Não é afiada como dizem,
Sim, viscosa e lasciva!
Márcia Costa
Amor platônico!
És meu sonho, minha insônia.
Angustiante desejo que pulsa fremente.
Sufocar-te no peito é preciso?
Como encontrar a paz dos teus braços,
Neste sentir platônico sem juízo?
Já não consigo fechar a janela do quarto,
A rua por onde passa é o meu paraíso.
Márcia Costa
Paixão
Arroubos de paixão,
Diante do olhar lúbrico repleto de falas,
Que jamais julguei ouvir...
Adentrei no ousado olhar ao sentir a alma em gozo.
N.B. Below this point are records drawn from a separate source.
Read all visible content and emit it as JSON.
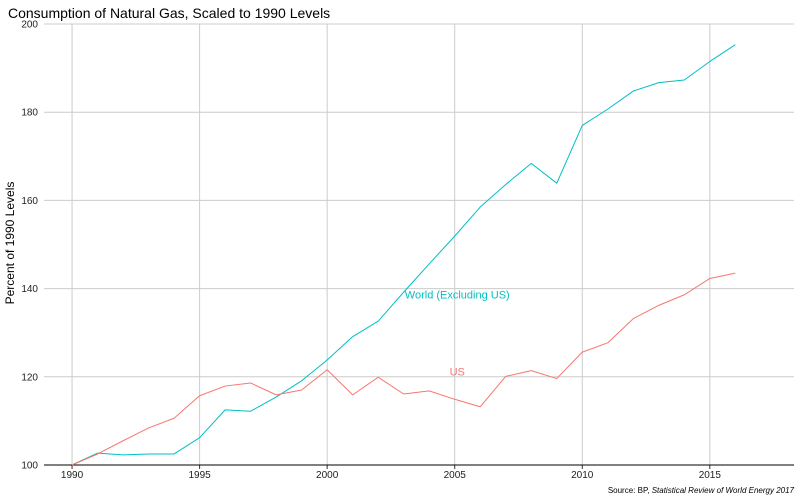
{
  "chart_data": {
    "type": "line",
    "title": "Consumption of Natural Gas, Scaled to 1990 Levels",
    "xlabel": "",
    "ylabel": "Percent of 1990 Levels",
    "xlim": [
      1988.9,
      2018.3
    ],
    "ylim": [
      100,
      200
    ],
    "x_ticks": [
      1990,
      1995,
      2000,
      2005,
      2010,
      2015
    ],
    "y_ticks": [
      100,
      120,
      140,
      160,
      180,
      200
    ],
    "grid": true,
    "x": [
      1990,
      1991,
      1992,
      1993,
      1994,
      1995,
      1996,
      1997,
      1998,
      1999,
      2000,
      2001,
      2002,
      2003,
      2004,
      2005,
      2006,
      2007,
      2008,
      2009,
      2010,
      2011,
      2012,
      2013,
      2014,
      2015,
      2016
    ],
    "series": [
      {
        "name": "World (Excluding US)",
        "color": "#00BFC4",
        "values": [
          100.0,
          102.7,
          102.3,
          102.5,
          102.5,
          106.2,
          112.5,
          112.2,
          115.4,
          119.1,
          123.8,
          129.1,
          132.6,
          139.2,
          145.6,
          151.9,
          158.5,
          163.6,
          168.4,
          163.9,
          177.0,
          180.7,
          184.8,
          186.7,
          187.3,
          191.5,
          195.3
        ]
      },
      {
        "name": "US",
        "color": "#F8766D",
        "values": [
          100.0,
          102.5,
          105.5,
          108.4,
          110.6,
          115.7,
          117.9,
          118.6,
          115.9,
          117.0,
          121.6,
          115.9,
          119.9,
          116.1,
          116.8,
          114.9,
          113.2,
          120.1,
          121.4,
          119.6,
          125.6,
          127.7,
          133.2,
          136.2,
          138.6,
          142.3,
          143.5
        ]
      }
    ],
    "annotations": [
      {
        "text": "World (Excluding US)",
        "x": 2005.1,
        "y": 137.7,
        "color": "#00BFC4"
      },
      {
        "text": "US",
        "x": 2005.1,
        "y": 120.3,
        "color": "#F8766D"
      }
    ],
    "source": {
      "prefix": "Source: BP, ",
      "italic": "Statistical Review of World Energy 2017"
    }
  }
}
Gotas de volúpia tal qual lava ardente,
Escorria pelas trincheiras do meu corpo.
Por beijos a boca ardia.
Caricias fazem-me rendida,
Desde a superfície ao mais fecundo,
Quando entra no meu mundo.
Márcia Costa
Rosa Pálida!
Se outrora não despia,
Minhas emoções nas palavras,
Era por que a dor me sufocava.
Estava seca... Era figura inanimada,
Um enfeite qualquer que ninguém olhava,
Estava feia, sem graça... Uma rosa pálida,
Exporta a poeira e ao vento,
Há um tempo sombrio,
Um momento adormecido,
A espera de um olhar, um sorriso...
De um dia bonito, de sol.
Precisava sentir a vida,
Ser amada, desejada.
Precisava dos versos, das palavras.
Ouvir a canção da vida descortinando o breu da minh 'alma.
Márcia Costa
Prato Principal!
A face dos versos é indecifrável.
Mas, as palavras sorriem fantásticas,
Tão claras quanto o dia.
E num instante não há mais vazio,
Há um ser repleto de emoções que arrebatam.
A fragrância dos poemas frescos,
Vem acalentar as aflições da alma.
Por isso, trago sempre a mesa posta.
Pratos, talheres, taças de vinho...
Á esperar versos suculentos,
Malfadados, ao ponto...
Quentes ou frios.
Márcia Costa
E ASSIM TE VI!
... E assim te vi...
Palavras na mão,
No olhar o sorriso.
Entre tantos... O distinto.
N' alma um alvorecer de inspirações.
Em ti, versos cantando a vida,
Cintilantes como pirilampos,
Iluminando-lhe as feições.
... E assim te vi...
Verso andante...
Verbo falante...
Dedicado, zeloso amante da poesia...
Divina - dama fulgurante.
... E assim te vi...
Apenas homem!
Márcia Costa
Quarta-feira de cinza!
Sopra a brisa fria no ardoroso sorriso,
Usurpando da face a alegria - patente.
O dia cinza é a lente das vistas,
No suspirar da felicidade eloqüente.
Corre tempo! Vire a página.
Que o ano vindouro escreva novas falas.
Perdurando um enredo de cores
Extirpando perpetuamente as lágrimas.
Ah, alma cabrocha!
Perdoe a soturna cor da fantasia,
Os pés perderam o ritmo do samba,
O coração já não bate no compasso da bateria.
Que caiam do céu confete, serpentina...
Chuva de ilusão em minha avenida
O sonho acabou, tornaram-se cinzas.
Oh, poesia!
Restou-me a ressaca da alegria,
Enxugue o pranto desta colombina,
Na derradeira despedida.
Em meu peito o carnaval não termina.